Every tree has two leaves. Is my proof ok?

A tree is a connected acyclic graph. A leaf is a vertex of degree one. The distance $d(u,v)$ between two vertices $u$ and $v$ of a graph is the length of the shortest path from $u$ to $v$.

Theorem. Every tree $G$ on at least two vertices has at least two leaves.

Proof. Let $G$ be a tree. Let $u$ and $v$ be vertices of $G$ with maximum distance, say $n$. Claim both $u$ and $v$ are leaves.
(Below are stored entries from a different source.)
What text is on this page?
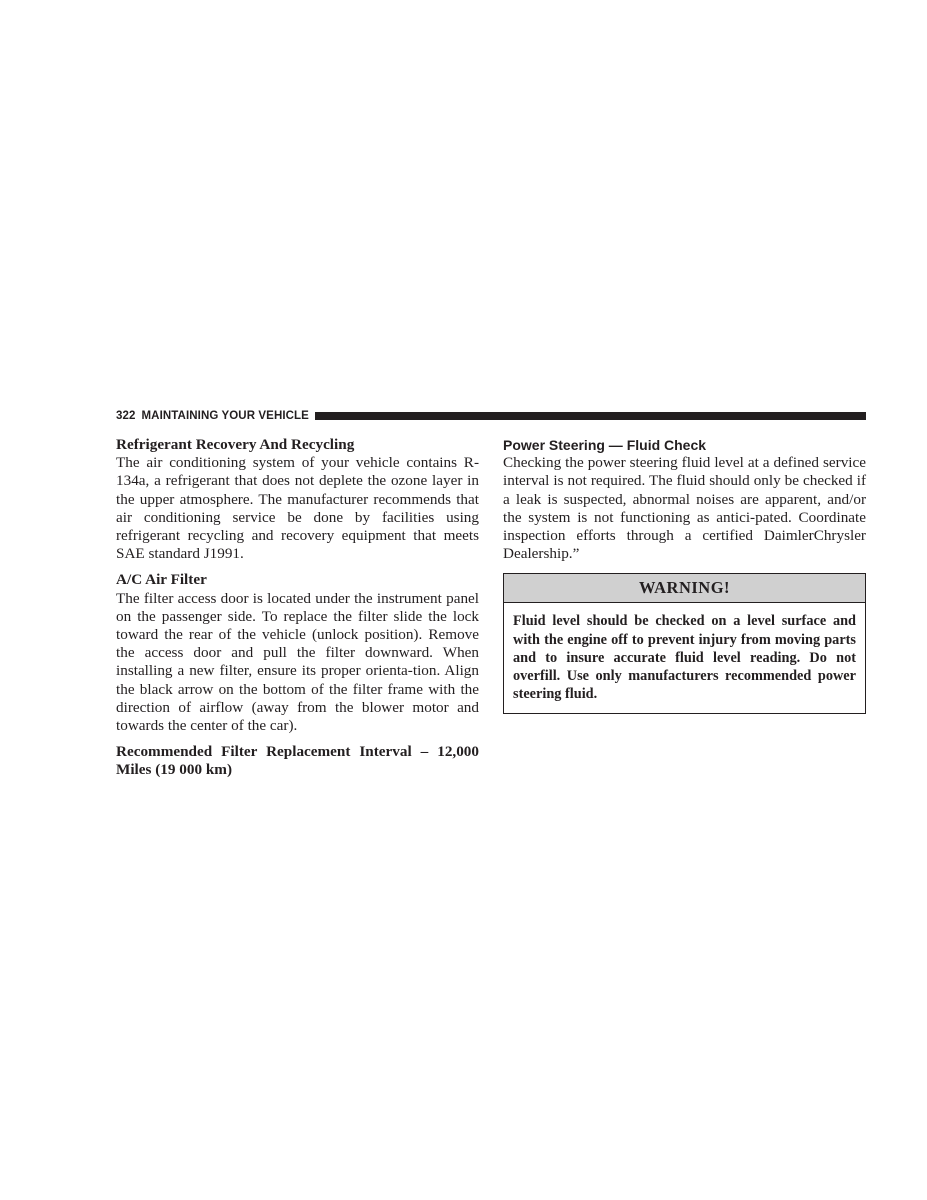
322 MAINTAINING YOUR VEHICLE
Refrigerant Recovery And Recycling

The air conditioning system of your vehicle contains R-134a, a refrigerant that does not deplete the ozone layer in the upper atmosphere. The manufacturer recommends that air conditioning service be done by facilities using refrigerant recycling and recovery equipment that meets SAE standard J1991.

A/C Air Filter

The filter access door is located under the instrument panel on the passenger side. To replace the filter slide the lock toward the rear of the vehicle (unlock position). Remove the access door and pull the filter downward. When installing a new filter, ensure its proper orienta-tion. Align the black arrow on the bottom of the filter frame with the direction of airflow (away from the blower motor and towards the center of the car).

Recommended Filter Replacement Interval – 12,000 Miles (19 000 km)
Power Steering — Fluid Check

Checking the power steering fluid level at a defined service interval is not required. The fluid should only be checked if a leak is suspected, abnormal noises are apparent, and/or the system is not functioning as antici-pated. Coordinate inspection efforts through a certified DaimlerChrysler Dealership.”

WARNING!
Fluid level should be checked on a level surface and with the engine off to prevent injury from moving parts and to insure accurate fluid level reading. Do not overfill. Use only manufacturers recommended power steering fluid.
Let $p_0,\ldots,p_n$ be a path of length $n$ with $p_0=u$ and $p_n=v$. Suppose $v$ is not a leaf. Then there exists a vertex $w$ adjacent to $v$ which is not $p_{n-1}$. Since $G$ is acyclic we know that in fact $w$ is not any $p_i$.

Let $p_{n+1}=w$. We know $p_0 ,...,p_n,p_{n+1}$ is a path (vertices are distinct), clearly of length $n+1$. There must be a shorter path $W$ from $p_0$ to $p_{n+1}$. There exists a $p_i$ such that $p_i\in W$ but $p_{i+1}\notin W$. Let $$m=\min\{i<j\leq n+1:p_j\in W\}.$$ Then $p_i,...,p_m$ must be part of a cycle in $G$. Contradiction.

This is very different from what my book has, but this seemed like the natural way to prove the theorem.

Solution 1:

As F.Webber indicated, it suffices to select the endpoints of a maximal path, since such a path can neither be extended nor loop back on itself.

Alternatively, you can prove this by induction. Base Case: The $2$-vertex tree has two leaves. Induction: Every tree with at least $3$ vertices can be constructed by attaching a pendent edge to a smaller graph; the additional edge adds a new leaf and covers at most one leaf.